In the above table, the first row is an attribute item of the intensive care medical knowledge class, and the other rows except the first row are attribute values corresponding to the attribute items of the intensive care medical knowledge class.

Thus, according to the above manner, the critical medical knowledge system model can be constructed and stored in the critical illness knowledge base in the form of the structure of the data dictionary. It should be noted that, since the critical care medical knowledge system model includes the bed medical concept, the medical terms belonging to the clinical medical concept, the relationship between the medical terms under the same clinical medical concept, and the relationship between the medical terms under different clinical medical concepts, it is possible to determine that the different medical terms belong to the same disease for the same critical care even if they are expressed by different medical terms, so that when a certain type of critical care is analyzed, the disease-related class attributes of the different medical terms belonging to the clinical medical concept of the critical care can be analyzed to enrich the disease-related information.
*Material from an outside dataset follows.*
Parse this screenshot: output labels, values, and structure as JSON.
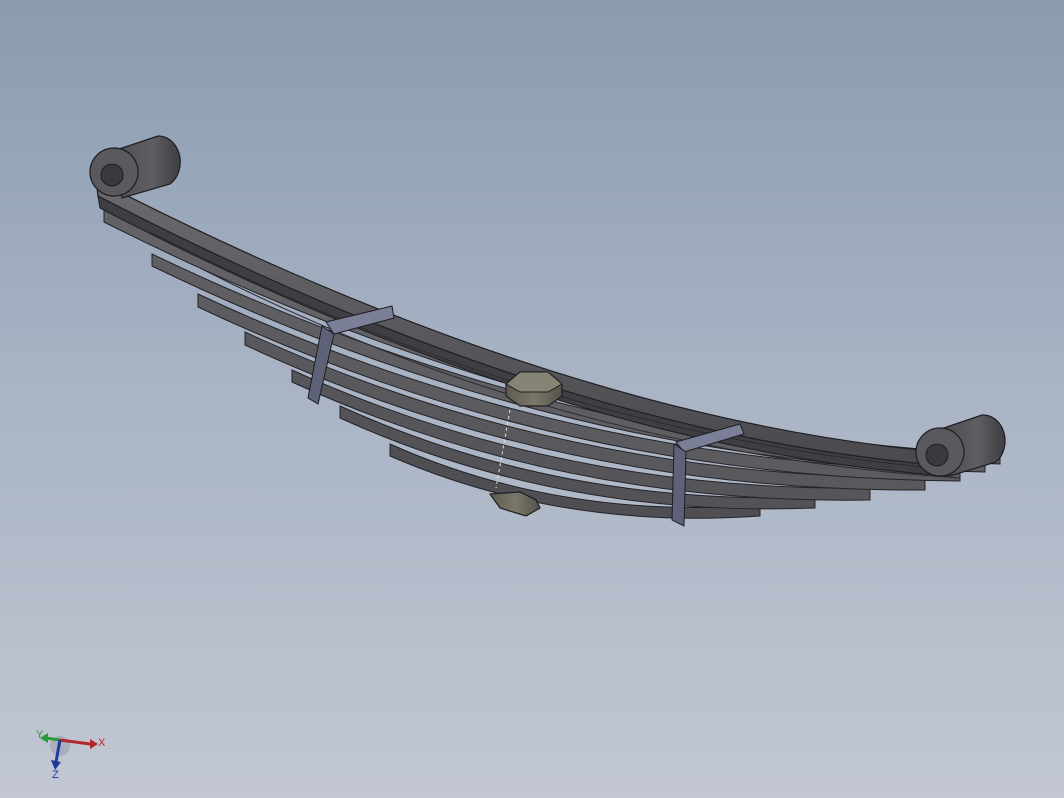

Next, the severe disease model will be explained. In the present disclosure, a structural dendrogram can be used to characterize an acute disease model. Illustratively, the specific way to establish the severe disease model is as follows: firstly, a tree-shaped storage structure is constructed based on disease-related attribute items included in the first structural data and the second structural data, and then attribute values corresponding to the disease-related attribute items included in the first structural data and the second structural data are filled in corresponding positions in the storage structure to obtain an intensive disease knowledge base.

It should be noted that, in order to facilitate disease classification and subsequent search for relevant knowledge of a certain type of severe disease, in the present disclosure, for each type of severe disease, a tree-shaped storage structure may be constructed according to the disease-related attribute items included in the first structural data and the second structural data of the type of severe disease, and the attribute values corresponding to the disease-related attribute items included in the first structural data and the second structural data of the type of severe disease are filled into corresponding positions in the tree-shaped storage structure, so as to construct a severe disease model of the type of severe disease.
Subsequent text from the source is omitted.